Też mnie to zastanawia. Ale coś w tym może być, bo jak pojechali na akcję do tego garażu to Kata giwerę wyciągała z sejfu w samochodzie.
cytat z wikipedi : "Although police officers carry only extendable batons and MK-4 OC-spray (pepper spray) whilst on duty, they are trained in the use of firearms and are issued firearms in certain situations.[22] Most patrol vehicles are equipped with firearms in order to limit the response time needed in assignments that demand armed police. The firearms are stored in a special weapons locker. The special operations team, the Víkingasveitin, carry out their daily assignments armed.[23][24]"
Finałowa rozgrywka trochę taka niepełnosprytna, na dodatek w stylu zabili go i uciekł. Zmroziło mnie gdy podczas jednej z akcji policjantka dzwoni i prosi o kod do sejfu z bronią. Poza tym miałem problem z ogarnięciem całej tej intrygi często mieszały mi się imiona i nie wiedziałem o kim rozmawiają. Kto był w końcu tym zabójcą? Ojciec tego chłopaka, którego zabili i który później strzelił sobie w łeb? Fakt, niektóre wątki totalnie niepotrzebne, odciągają uwagę od śledztwa. Twórcy chyba chcieli zrobić coś w stylu True Detective.

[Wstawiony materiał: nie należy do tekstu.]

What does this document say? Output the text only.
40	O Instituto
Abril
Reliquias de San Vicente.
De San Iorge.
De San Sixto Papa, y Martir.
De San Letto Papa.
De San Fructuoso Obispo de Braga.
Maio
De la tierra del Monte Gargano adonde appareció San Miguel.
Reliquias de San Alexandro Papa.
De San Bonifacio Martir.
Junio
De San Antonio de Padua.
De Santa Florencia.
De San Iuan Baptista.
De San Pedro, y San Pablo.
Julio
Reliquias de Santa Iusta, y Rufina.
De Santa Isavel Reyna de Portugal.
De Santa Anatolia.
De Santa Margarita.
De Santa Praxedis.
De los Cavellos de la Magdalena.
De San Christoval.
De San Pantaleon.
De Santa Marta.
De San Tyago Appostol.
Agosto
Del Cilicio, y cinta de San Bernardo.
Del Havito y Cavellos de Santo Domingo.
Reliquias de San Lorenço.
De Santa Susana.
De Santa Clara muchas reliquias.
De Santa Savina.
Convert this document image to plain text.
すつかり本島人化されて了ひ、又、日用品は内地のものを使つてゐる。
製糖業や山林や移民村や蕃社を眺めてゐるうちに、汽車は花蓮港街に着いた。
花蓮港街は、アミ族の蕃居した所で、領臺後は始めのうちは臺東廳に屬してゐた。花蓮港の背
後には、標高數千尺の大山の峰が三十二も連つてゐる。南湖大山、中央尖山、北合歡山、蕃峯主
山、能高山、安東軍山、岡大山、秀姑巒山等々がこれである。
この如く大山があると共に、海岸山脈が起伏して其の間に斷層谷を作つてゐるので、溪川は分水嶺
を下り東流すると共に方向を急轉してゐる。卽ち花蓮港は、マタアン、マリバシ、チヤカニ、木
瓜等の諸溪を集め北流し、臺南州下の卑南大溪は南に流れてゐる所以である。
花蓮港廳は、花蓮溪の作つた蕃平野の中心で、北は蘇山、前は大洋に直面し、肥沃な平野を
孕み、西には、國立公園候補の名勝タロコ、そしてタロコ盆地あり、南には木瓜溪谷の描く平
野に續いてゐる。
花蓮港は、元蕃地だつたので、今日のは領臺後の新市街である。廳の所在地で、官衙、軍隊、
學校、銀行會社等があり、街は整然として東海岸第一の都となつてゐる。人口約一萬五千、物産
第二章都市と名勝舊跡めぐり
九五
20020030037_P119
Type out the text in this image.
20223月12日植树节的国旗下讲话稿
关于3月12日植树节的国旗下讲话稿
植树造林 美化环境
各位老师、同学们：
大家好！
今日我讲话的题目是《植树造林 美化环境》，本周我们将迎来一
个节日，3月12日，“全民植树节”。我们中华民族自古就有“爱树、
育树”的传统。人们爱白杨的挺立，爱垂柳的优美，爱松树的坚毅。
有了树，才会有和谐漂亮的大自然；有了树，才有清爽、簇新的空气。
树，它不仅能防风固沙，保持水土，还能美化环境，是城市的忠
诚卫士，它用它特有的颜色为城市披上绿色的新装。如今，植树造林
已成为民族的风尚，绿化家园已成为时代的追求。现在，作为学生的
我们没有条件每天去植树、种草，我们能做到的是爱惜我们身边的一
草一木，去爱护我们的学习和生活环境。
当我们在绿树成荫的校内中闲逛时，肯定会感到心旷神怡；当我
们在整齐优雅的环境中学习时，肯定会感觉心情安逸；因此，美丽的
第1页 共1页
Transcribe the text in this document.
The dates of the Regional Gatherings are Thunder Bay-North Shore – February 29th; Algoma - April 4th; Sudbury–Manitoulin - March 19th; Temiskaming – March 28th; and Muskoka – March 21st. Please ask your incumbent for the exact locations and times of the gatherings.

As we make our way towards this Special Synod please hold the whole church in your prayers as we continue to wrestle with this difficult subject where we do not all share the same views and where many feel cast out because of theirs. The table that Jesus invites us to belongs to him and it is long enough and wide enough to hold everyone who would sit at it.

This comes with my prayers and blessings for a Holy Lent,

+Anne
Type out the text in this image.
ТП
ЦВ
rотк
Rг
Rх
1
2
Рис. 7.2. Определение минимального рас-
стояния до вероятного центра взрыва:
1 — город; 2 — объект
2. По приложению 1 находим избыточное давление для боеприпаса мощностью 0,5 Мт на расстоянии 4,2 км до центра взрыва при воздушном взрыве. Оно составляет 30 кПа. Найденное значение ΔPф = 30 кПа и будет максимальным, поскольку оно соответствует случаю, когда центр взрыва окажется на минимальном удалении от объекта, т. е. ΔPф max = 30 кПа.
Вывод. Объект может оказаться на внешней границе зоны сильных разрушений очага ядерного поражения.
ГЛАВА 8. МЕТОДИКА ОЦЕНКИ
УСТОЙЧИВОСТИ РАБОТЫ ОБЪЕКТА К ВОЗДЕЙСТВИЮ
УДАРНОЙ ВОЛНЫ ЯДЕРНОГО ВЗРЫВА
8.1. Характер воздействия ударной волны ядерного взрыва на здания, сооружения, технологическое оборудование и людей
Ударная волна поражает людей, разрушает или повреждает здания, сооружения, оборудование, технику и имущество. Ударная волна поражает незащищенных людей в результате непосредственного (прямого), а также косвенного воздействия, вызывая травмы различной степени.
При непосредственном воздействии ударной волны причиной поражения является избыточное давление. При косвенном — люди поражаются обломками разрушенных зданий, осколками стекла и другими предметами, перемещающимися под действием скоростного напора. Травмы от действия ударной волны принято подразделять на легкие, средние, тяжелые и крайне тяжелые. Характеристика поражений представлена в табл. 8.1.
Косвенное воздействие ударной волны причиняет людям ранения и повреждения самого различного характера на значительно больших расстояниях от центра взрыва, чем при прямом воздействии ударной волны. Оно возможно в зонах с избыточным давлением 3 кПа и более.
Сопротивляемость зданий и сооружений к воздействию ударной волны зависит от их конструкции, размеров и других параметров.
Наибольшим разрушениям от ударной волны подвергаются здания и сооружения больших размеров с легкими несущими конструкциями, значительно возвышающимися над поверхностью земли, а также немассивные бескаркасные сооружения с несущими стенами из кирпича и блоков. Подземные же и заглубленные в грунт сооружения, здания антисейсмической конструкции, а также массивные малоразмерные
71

Osoby ze zdjęcia zabił ojciec tego chłopaczka zamordowanego przed laty. Ale dla mnie ten wątek jest dziwny, bo to że chłopaczek został zabity a nie - tak jak wciskano rodzicom - uciekł i umarł z wychłodzenia, było wersją oficjalną jeszcze długo po tym, jak zginęli opiekunowie ze zdjęcia. Ojciec-morderca nie mógł wiedzieć, że zabili oni jego syna, ponieważ to wyszło w toku śledztwa długo później.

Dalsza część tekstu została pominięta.